Пахнуло вчерашним луком. Тим отстранился, но кивнул.
— Взорвется скоро, — трагично закончил мужчина. Откинулся на спинку сиденья и закрыл глаза.
Тим вскочил и встал у дверей. Его покачивало вместе с вагоном, со всем его шипением и скорым взрывом. Казалось, что это не раздолбанное метро дало сбой, а в самом Тиме что-то надломилось и несется теперь через темный перегон к раскаленной вспышке. Тим выскочил на перрон, стоило дверям разъехаться, растолкал пассажиров, рванул к эскалатору и пронесся по нему вверх, хотя в боку тут же начало противно колоть.

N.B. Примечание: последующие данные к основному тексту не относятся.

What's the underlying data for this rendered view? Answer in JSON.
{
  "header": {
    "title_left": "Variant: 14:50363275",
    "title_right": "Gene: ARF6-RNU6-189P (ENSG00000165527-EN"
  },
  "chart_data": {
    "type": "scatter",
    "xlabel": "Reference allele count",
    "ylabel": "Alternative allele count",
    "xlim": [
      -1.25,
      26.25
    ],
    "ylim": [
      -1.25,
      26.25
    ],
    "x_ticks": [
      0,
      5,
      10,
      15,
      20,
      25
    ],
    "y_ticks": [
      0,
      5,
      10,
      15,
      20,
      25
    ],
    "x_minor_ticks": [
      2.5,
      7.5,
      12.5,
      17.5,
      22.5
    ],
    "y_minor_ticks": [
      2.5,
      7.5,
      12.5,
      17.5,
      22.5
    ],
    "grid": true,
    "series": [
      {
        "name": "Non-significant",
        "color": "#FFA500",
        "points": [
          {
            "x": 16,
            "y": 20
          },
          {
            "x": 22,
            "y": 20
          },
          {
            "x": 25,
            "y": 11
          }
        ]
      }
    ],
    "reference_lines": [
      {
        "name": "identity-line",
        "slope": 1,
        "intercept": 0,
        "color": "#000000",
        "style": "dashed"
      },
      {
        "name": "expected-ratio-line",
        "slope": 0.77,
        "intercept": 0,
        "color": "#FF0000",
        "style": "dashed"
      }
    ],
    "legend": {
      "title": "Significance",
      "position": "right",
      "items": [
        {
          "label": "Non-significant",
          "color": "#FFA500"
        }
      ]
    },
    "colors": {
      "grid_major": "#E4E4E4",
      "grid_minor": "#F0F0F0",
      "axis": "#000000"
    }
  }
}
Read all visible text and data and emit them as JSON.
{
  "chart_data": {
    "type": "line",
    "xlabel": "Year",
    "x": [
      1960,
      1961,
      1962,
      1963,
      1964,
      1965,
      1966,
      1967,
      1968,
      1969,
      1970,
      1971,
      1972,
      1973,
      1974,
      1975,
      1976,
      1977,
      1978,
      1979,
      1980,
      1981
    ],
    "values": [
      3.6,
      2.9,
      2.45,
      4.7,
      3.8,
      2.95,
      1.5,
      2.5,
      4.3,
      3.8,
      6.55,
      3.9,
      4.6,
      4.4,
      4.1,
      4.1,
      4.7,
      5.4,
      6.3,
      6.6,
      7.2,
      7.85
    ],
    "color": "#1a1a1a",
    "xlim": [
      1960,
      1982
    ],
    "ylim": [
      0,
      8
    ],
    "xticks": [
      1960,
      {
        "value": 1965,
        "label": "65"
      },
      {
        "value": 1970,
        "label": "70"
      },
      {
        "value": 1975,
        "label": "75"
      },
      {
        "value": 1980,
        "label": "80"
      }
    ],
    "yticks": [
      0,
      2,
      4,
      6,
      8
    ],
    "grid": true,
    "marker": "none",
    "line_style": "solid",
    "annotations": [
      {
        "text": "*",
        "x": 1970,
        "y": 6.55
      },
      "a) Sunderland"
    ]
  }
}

Ельцовой не было в сети уже сорок минут. Это могло означать только две вещи — либо деканский дрищ задушил ее в объятиях, расчленил и теперь закапывает в университетском скверике, либо повел пить красное сухое и оказался не так уж и плох. Оба варианта вызывали в Тиме тревожные копошения, но он старательно отгонял их как несущественные. Существенное ждало в профессорской квартире, до него еще нужно было дойти, прошагав через аллейку. На стыки плиток Тим больше не смотрел. Не было на его пути столько плиточных дорожек, чтобы собрать клубок неприятностей, который прицепился и все никак не желал отлипать.